La chef de l'opposition vénézuélienne et prix Nobel de la paix 2025, María Corina Machado, a exhorté la communauté internationale à renforcer la pression contre le dictateur Nicolas Maduro, estimant que seule une action coordonnée et soutenue permettra d'ouvrir la voie à une transition politique au Venezuela.
« Pour conserver la liberté et l'obtenir, il faut de la force ; le contraire serait la paix des morts », a déclaré Machado dans une interview à la chaîne. CBS.
Ces déclarations interviennent alors que le président américain Donald Trump a mis en garde contre la possibilité d'étendre au pays les opérations antidrogue liées au Cartel des Soleils, une organisation terroriste dirigée par de hauts responsables chavistes.
Machado s'est distancié de ce débat et a été catégorique en déclarant que l'opposition ne participe pas et ne participera pas aux décisions de sécurité nationale des autres pays.
« Nous ne sommes pas impliqués, et nous ne le serons pas, dans les politiques de sécurité nationale d’un autre pays », a-t-il déclaré.
Machado, qui a reçu cette semaine le prix Nobel de la paix à Oslo après avoir quitté secrètement le Venezuela après un an de clandestinité, a catégoriquement exclu un scénario de guerre interne.
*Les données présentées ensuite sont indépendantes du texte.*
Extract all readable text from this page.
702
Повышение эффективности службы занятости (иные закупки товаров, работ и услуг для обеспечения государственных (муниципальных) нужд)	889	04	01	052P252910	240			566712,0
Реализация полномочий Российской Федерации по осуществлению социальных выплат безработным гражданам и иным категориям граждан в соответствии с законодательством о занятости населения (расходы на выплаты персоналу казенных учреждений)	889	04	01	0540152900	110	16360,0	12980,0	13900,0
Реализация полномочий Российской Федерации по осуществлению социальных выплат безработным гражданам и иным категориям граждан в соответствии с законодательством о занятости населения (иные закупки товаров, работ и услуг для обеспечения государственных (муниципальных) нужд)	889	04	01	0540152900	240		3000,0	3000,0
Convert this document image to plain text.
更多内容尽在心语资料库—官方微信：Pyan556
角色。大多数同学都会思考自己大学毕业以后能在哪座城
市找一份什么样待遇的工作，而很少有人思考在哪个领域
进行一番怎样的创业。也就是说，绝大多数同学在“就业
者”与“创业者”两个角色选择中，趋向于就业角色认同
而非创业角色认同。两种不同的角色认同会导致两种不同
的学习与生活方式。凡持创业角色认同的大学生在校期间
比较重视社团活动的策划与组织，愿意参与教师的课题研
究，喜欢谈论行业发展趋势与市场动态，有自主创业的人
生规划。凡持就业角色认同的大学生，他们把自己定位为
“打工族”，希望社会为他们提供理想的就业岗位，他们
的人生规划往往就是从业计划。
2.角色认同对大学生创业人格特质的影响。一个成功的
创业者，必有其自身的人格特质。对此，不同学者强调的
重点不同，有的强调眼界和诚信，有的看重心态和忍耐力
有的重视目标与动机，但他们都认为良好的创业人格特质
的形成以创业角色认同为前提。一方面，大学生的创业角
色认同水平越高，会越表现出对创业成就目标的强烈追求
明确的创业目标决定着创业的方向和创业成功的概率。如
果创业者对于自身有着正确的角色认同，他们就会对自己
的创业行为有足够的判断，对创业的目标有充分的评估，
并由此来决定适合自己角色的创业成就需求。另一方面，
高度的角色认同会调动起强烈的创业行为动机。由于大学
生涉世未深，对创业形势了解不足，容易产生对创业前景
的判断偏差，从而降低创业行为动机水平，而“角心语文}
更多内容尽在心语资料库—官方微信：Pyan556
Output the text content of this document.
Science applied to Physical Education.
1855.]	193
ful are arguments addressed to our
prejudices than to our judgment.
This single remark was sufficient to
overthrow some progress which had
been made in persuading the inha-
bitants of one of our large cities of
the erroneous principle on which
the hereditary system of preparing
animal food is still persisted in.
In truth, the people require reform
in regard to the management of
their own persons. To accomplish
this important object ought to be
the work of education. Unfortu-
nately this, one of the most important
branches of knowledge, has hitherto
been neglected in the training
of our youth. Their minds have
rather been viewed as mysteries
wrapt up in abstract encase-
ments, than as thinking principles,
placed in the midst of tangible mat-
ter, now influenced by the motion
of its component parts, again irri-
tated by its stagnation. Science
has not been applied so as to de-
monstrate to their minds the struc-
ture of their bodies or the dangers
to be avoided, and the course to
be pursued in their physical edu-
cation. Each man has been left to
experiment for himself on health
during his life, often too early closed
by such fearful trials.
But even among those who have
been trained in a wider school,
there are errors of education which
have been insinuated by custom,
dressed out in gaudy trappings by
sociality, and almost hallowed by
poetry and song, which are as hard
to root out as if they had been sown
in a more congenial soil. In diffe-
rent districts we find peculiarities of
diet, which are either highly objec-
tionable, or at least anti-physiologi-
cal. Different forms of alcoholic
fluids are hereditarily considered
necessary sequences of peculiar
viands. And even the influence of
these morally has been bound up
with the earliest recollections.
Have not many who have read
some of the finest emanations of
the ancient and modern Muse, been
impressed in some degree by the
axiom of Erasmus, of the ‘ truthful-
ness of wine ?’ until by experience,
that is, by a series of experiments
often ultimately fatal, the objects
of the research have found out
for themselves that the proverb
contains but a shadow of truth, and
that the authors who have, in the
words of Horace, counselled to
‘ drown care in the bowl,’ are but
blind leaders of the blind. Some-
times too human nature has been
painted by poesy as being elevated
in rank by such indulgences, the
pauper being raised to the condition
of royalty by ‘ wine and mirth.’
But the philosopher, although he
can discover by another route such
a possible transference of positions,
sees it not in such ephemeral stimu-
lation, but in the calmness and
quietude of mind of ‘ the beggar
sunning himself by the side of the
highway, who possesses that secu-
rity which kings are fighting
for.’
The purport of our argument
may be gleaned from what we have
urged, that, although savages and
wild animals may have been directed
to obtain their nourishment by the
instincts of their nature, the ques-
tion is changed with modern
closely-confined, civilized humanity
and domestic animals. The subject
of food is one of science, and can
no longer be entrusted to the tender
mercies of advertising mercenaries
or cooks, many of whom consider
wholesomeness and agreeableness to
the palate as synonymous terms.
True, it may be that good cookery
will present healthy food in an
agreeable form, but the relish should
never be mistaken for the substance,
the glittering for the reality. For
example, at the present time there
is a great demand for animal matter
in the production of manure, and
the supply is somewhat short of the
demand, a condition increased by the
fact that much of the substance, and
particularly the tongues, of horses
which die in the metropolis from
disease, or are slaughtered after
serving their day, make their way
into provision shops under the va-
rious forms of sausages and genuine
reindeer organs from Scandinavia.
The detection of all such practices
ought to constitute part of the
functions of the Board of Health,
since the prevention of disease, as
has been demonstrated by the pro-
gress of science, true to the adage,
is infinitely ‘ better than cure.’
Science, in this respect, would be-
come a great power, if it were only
Selon lui, la cohésion sociale du pays empêche une telle issue.
« La société vénézuélienne est la plus cohésive de la région et j'oserais dire du monde », a-t-il déclaré lors de l'interview, rejetant les versions qui mettent en garde contre une éventuelle guerre civile.
Dans son diagnostic de la situation du pays, la leader de l'opposition a décrit le régime de Maduro comme une structure criminelle ayant des liens internationaux. Il a souligné que le Venezuela est devenu un espace où opèrent des réseaux du crime organisé et des acteurs armés étrangers. Dans ce contexte, il a mentionné des pays comme la Russie, l'Iran et Cuba, ainsi que des organisations comme le Hezbollah, le Hamas, la guérilla colombienne et les cartels du trafic de drogue, qu'il accuse d'agir « librement et en collaboration avec Maduro et son régime ».
Machado a soutenu les actions américaines visant à couper ces réseaux, estimant qu'elles affectent directement la capacité de la dictature vénézuélienne à se maintenir.
« Comme toute structure criminelle, elle souffre lorsque les flux de ses activités criminelles sont interrompus », a-t-il déclaré. Il a ajouté que l'opposition exigeait depuis des années l'application de la loi et affirmait que ce processus était désormais entamé.
« Il était indispensable d'appliquer la loi, et c'est enfin le cas. C'est pourquoi je crois que les jours du régime sont comptés », a-t-il déclaré.

Lorsqu’on lui a demandé si elle accepterait une intervention militaire étrangère, elle a évité d’approuver ce scénario et a concentré sa réponse sur la nécessité d’accroître la pression politique et juridique.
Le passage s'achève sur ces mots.